Although the cell phone is a popular form of technology, there are many, many others that we might not even realize we rely on every day. For example, can you think about how many times you use a microwave in a week? I bet you would be surprised by the result. I mean, how could you possibly cook a microwave meal, if you didn't have a microwave?

Okay, here's a tough question: Could you survive without technology for one whole day? I talked to a few students from North Hagerstown High to find out what they thought about this challenge.

Emily Simmons, 15, said on an average day, she uses three basic forms of technology: her cell phone, her computer, and her iPod. Probably, the same three that most teenagers use on a day-to-day basis.

Melody Kight, 14, said she uses her cell phone and computer, and watches TV in her spare time. Watching TV is probably another top contender for forms of technology that teens use.

Both girls use a variety of technology, but could they go an entire day without it?

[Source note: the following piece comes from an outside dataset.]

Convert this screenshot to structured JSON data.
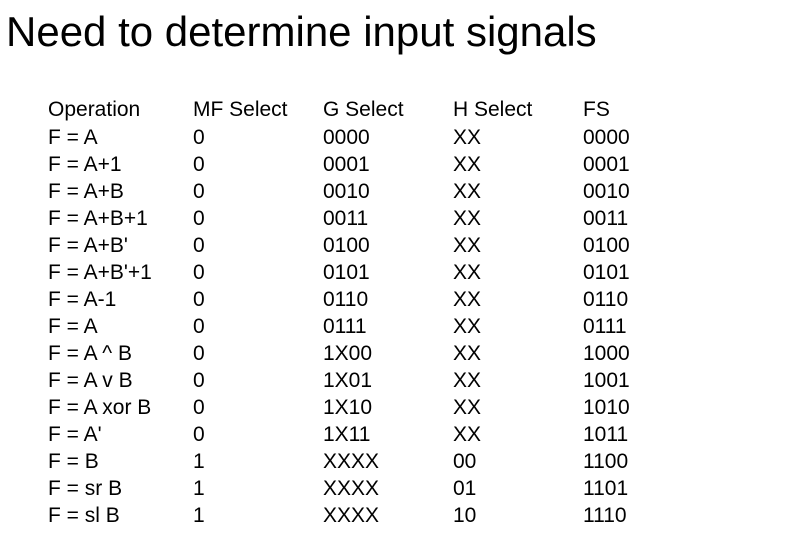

Emily said she probably could, but it would be very difficult with such a busy schedule.

Sometimes technology such as the cell phone is important to have when doing things such as sports and other extracurricular activities.

Melody's thought was based on her cell phone. She said her cell phone was "a key part of my day," and not having it would make it difficult for her to make plans and get things accomplished.

Another student from North High, Andrew Grove, 15, said it might be hard, but he could spend a whole day without technology. Drew said the three forms of technology he uses the most are watching TV, using the computer and playing video games.

As for his cell phone use, Drew said, of course should have need one because you never know when you might need it.

As you can see, our generation is becoming more and more dependent on using technology to help us do things easier and faster.

Is this a good thing or a bad thing? I'll leave that up for you to decide.

Lakin Thomas, 15, is a sophomore at North Hagerstown High School. She and fellow Pulse correspondent Brigitte Grewe have the same type of laptop.